ASTORIA, Ore. — If you ever get an invitation to visit the Astoria, Oregon home made famous by the 1985 movie "The Goonies," don't expect the new owner to just let you in.
Behman Zakeri has big plans.
"I want to build the front contraption that was in the movie," he told us via Zoom. "You know when Mouth made Chunk do the truffle shuffle to get through the front gate. I feel like that's the biggest part of the house and you just can't let people in unless they stand on the tree stump and do the truffle shuffle.
"The only challenging thing is how do we get a live chicken to drop the egg every single time?"
Zakeri is a Kansas City entrepreneur who owns a business that sells collectible trading cards. He also has a Bury The Hatchet franchise, plays in poker tournaments, and is a huge Kansas City Chiefs fan.
It's rare to see Zakeri without a Chiefs sweatshirt on, but for our interview, he was wearing his white "Goonies" t-shirt (he has more than one).
"This moment is completely surreal," he told us. "It was a childhood dream. From the time I saw the 'Goonies' when I was eight years old, I've dreamed of someday owning the 'Goonies' house and finding One-Eyed Willy's treasure so this is unbelievable. It really is."
Zakeri, who bought the house for $1.65 million, said he sees himself as a caretaker of the property.
"The reason I'm buying it is for the community," Zakeri said. "Somebody's got to be the caretaker, somebody's got to preserve the landmark. Somebody has to keep it original and not get demoed."
He said he and wife Liz only plan to live in Astoria part-time.
The house, which is in a residential neighborhood in the coastal Oregon city of Astoria, has attracted fans of the movie for years. Its new owner hopes to keep it accessible for tourists who want to pay a visit.
"Goonies are welcome," Zakeri said.
He said he has no problem with fans taking selfies at the property — he was once one himself — and only asked that they be respectful of the surrounding neighborhood.
Popularity among tourists was at times a sticky subject for the home's previous owner. After the 30th anniversary of the film brought as many as 1,500 visitors a day to the house, the owner temporarily covered the house in tarps and posted “no trespassing” signs prohibiting tourists from walking up to the property. She later reopened the home to the public. The city of Astoria also imposed strict fines for parking in "no parking" areas in the neighborhood because of the amount of tourist traffic.
"We're going to set up some really nice cameras and watch the house remotely," Zakeri said. "We want to make sure everything is fine but when you're not living at a house like that full-time it's more of a vacation when you go visit your home."
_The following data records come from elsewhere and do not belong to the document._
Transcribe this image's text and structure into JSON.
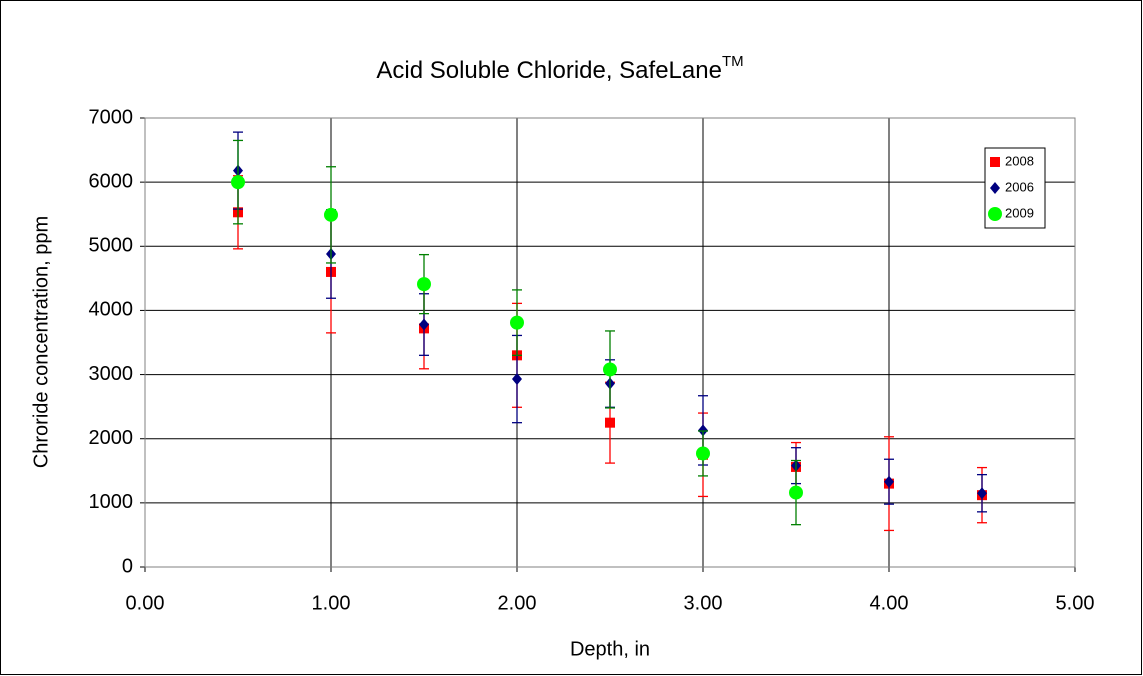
{
  "chart_data": {
    "type": "scatter",
    "title": "Acid Soluble Chloride, SafeLane",
    "title_superscript": "TM",
    "x_label": "Depth, in",
    "y_label": "Chroride concentration, ppm",
    "xlim": [
      0,
      5
    ],
    "xticks": [
      {
        "value": 0,
        "label": "0.00"
      },
      {
        "value": 1,
        "label": "1.00"
      },
      {
        "value": 2,
        "label": "2.00"
      },
      {
        "value": 3,
        "label": "3.00"
      },
      {
        "value": 4,
        "label": "4.00"
      },
      {
        "value": 5,
        "label": "5.00"
      }
    ],
    "ylim": [
      0,
      7000
    ],
    "yticks": [
      0,
      1000,
      2000,
      3000,
      4000,
      5000,
      6000,
      7000
    ],
    "grid": true,
    "legend": "upper right",
    "series": [
      {
        "name": "2008",
        "color": "#ff0000",
        "marker": "square",
        "x": [
          0.5,
          1.0,
          1.5,
          2.0,
          2.5,
          3.0,
          3.5,
          4.0,
          4.5
        ],
        "values": [
          5530,
          4600,
          3720,
          3300,
          2250,
          1750,
          1560,
          1300,
          1120
        ],
        "errors": [
          570,
          950,
          630,
          810,
          630,
          650,
          380,
          730,
          430
        ]
      },
      {
        "name": "2006",
        "color": "#000080",
        "marker": "diamond",
        "x": [
          0.5,
          1.0,
          1.5,
          2.0,
          2.5,
          3.0,
          3.5,
          4.0,
          4.5
        ],
        "values": [
          6180,
          4880,
          3780,
          2930,
          2860,
          2130,
          1580,
          1330,
          1150
        ],
        "errors": [
          600,
          690,
          480,
          680,
          370,
          540,
          280,
          350,
          290
        ]
      },
      {
        "name": "2009",
        "color": "#00ff00",
        "error_color": "#008000",
        "marker": "circle",
        "x": [
          0.5,
          1.0,
          1.5,
          2.0,
          2.5,
          3.0,
          3.5
        ],
        "values": [
          6000,
          5490,
          4410,
          3810,
          3080,
          1770,
          1160
        ],
        "errors": [
          650,
          750,
          460,
          510,
          600,
          350,
          500
        ]
      }
    ]
  }
}
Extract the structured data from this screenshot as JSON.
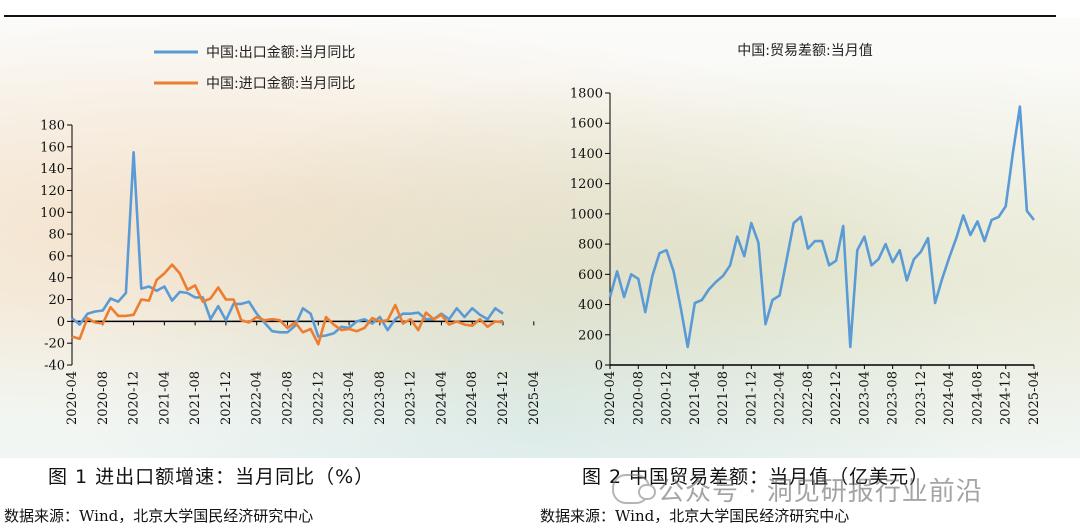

It will be especially fun because Zakeri's next door neighbor is an old friend.
Zakeri first saw "The Goonies" in the summer of 1985 with his best friend Michael. They've both done well for themselves so when the "Goonies" house went on the market they made a pact.
"I said I'll buy the 'Goonies' house if you buy the house next door and so literally we're going be neighbors again after 30-some years," Zakeri said. "How is this possible? It's like we live happily ever after."